Probing entanglement of a continuous basis system

TL;DR

This paper introduces a method to detect and characterize entanglement in inaccessible continuous-basis quantum systems by measuring accessible qubit subsystems, revealing insights into entanglement distribution and conservation.

Contribution

A novel approach that uses accessible qubit measurements to infer entanglement in continuous-basis systems where traditional methods fail.

Findings

Entanglement can be qualitatively detected in inaccessible subsystems.

Redistribution of entanglement exhibits conservative, flow-like behavior.
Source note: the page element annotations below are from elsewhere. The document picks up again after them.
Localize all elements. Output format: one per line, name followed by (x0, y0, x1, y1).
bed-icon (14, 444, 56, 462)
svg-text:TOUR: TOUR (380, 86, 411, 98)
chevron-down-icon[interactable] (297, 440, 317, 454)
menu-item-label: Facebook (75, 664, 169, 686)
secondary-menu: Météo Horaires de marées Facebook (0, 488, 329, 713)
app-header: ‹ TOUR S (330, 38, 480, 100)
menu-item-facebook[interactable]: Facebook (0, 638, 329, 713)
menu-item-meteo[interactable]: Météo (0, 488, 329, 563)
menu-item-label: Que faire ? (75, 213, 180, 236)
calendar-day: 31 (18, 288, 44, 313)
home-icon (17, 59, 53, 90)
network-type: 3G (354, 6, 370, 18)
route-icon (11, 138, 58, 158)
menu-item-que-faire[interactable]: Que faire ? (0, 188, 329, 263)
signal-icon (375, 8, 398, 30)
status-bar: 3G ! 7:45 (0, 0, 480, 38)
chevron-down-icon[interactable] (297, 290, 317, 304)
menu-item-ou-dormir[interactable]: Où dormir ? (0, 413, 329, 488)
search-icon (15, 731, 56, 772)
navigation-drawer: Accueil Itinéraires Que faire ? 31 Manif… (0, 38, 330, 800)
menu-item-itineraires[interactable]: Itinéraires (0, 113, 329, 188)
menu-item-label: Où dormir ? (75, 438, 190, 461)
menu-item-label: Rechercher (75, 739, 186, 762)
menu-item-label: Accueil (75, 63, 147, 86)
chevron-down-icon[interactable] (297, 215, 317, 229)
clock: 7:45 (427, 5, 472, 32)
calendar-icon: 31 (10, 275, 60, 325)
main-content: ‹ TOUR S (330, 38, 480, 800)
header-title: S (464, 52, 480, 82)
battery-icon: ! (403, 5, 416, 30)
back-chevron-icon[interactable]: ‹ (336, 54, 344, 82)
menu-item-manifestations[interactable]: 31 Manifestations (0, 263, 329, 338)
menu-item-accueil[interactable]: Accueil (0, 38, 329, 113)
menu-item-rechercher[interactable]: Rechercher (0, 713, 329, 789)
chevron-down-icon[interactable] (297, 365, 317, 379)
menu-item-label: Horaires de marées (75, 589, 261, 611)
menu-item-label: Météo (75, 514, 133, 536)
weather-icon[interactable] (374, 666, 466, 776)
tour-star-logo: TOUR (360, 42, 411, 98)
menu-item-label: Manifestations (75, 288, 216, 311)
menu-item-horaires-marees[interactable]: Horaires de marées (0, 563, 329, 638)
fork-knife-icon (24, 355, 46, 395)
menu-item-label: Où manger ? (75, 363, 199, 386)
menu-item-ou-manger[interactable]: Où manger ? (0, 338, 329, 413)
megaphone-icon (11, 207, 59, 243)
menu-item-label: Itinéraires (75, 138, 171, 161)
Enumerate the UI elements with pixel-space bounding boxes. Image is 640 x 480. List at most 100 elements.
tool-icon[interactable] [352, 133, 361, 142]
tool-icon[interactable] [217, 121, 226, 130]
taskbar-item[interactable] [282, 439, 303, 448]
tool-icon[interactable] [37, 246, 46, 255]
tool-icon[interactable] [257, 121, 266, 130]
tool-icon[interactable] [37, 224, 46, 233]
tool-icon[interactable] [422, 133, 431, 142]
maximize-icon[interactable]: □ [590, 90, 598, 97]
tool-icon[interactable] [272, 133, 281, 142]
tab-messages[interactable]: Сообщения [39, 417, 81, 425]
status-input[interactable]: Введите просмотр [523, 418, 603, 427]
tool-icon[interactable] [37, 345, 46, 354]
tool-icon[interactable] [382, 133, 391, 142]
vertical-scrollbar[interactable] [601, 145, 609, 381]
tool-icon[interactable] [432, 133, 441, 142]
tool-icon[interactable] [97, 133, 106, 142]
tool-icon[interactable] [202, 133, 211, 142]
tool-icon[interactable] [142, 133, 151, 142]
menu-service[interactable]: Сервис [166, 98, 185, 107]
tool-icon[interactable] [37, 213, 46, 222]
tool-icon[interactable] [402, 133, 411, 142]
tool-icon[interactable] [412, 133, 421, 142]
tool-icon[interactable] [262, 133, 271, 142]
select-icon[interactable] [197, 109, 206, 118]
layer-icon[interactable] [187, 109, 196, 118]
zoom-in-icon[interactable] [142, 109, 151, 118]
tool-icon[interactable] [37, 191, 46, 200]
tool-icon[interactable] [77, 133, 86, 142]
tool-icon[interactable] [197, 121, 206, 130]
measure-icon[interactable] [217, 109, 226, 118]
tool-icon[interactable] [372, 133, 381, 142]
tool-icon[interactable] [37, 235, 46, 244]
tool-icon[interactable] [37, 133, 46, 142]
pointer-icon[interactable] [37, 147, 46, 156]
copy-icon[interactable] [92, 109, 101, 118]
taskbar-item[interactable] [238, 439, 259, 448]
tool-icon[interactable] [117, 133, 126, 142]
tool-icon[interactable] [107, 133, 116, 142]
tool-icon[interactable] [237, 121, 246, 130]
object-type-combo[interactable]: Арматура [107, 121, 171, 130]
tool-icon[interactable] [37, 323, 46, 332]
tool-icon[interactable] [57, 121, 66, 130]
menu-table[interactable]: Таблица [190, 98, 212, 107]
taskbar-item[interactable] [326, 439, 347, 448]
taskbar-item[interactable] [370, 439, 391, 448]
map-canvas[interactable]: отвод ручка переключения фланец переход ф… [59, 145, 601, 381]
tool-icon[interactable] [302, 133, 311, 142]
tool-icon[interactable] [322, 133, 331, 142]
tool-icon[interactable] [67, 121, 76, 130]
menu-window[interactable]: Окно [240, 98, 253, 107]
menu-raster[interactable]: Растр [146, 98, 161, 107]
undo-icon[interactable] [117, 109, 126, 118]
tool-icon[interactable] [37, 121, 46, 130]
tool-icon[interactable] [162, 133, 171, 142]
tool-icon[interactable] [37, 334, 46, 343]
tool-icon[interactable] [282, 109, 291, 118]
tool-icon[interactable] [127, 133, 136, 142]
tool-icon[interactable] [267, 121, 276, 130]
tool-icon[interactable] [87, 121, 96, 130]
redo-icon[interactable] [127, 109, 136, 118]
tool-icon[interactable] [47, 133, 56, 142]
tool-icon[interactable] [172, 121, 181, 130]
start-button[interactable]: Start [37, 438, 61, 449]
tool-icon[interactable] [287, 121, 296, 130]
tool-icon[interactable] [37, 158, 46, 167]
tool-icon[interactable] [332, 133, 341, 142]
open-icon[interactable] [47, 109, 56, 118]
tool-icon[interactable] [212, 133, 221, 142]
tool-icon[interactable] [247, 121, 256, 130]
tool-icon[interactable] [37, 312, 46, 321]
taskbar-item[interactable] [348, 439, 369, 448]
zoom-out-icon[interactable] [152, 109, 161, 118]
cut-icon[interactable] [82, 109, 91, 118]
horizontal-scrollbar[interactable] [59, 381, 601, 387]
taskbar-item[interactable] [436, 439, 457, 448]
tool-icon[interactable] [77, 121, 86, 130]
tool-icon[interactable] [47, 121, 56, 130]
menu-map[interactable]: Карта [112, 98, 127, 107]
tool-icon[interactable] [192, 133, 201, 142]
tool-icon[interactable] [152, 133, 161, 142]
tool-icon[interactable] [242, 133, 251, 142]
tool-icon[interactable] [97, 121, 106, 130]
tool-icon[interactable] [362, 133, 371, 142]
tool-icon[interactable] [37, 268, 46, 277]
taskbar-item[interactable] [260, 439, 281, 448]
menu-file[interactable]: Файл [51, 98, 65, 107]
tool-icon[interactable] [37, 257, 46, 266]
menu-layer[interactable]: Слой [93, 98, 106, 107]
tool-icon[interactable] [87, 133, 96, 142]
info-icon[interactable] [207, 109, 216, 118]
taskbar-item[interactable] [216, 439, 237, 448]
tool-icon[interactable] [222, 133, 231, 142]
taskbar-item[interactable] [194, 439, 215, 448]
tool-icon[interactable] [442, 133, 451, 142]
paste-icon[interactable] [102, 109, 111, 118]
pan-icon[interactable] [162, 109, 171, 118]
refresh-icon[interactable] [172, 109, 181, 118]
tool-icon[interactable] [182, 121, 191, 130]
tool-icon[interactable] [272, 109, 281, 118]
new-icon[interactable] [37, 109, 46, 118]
The method provides a new framework for probing complex quantum correlations.

Abstract

In this paper, we propose a method to probe entanglement in a theoretically inaccessible quantum system with either a discrete or continuous basis. Our approach leverages insights into the entanglement distribution within a four-partite quantum system, comprising two qubit-oscillator subsystems with dephasing interactions between each qubit-oscillator pair. The method involves measurements applied only to the accessible two-qubit subsystem, enabling a qualitative detection and characterization of quantum correlations in the inaccessible two-oscillator subsystem. This approach provides a novel framework for probing entanglement in continuous-basis systems where traditional measures are often inapplicable due to their complexity. Our findings also reveal an intriguing conservative flow-like behavior in the redistribution of entanglement among subsystems, suggesting that entanglement may exhibit conservative properties in pure composite quantum systems.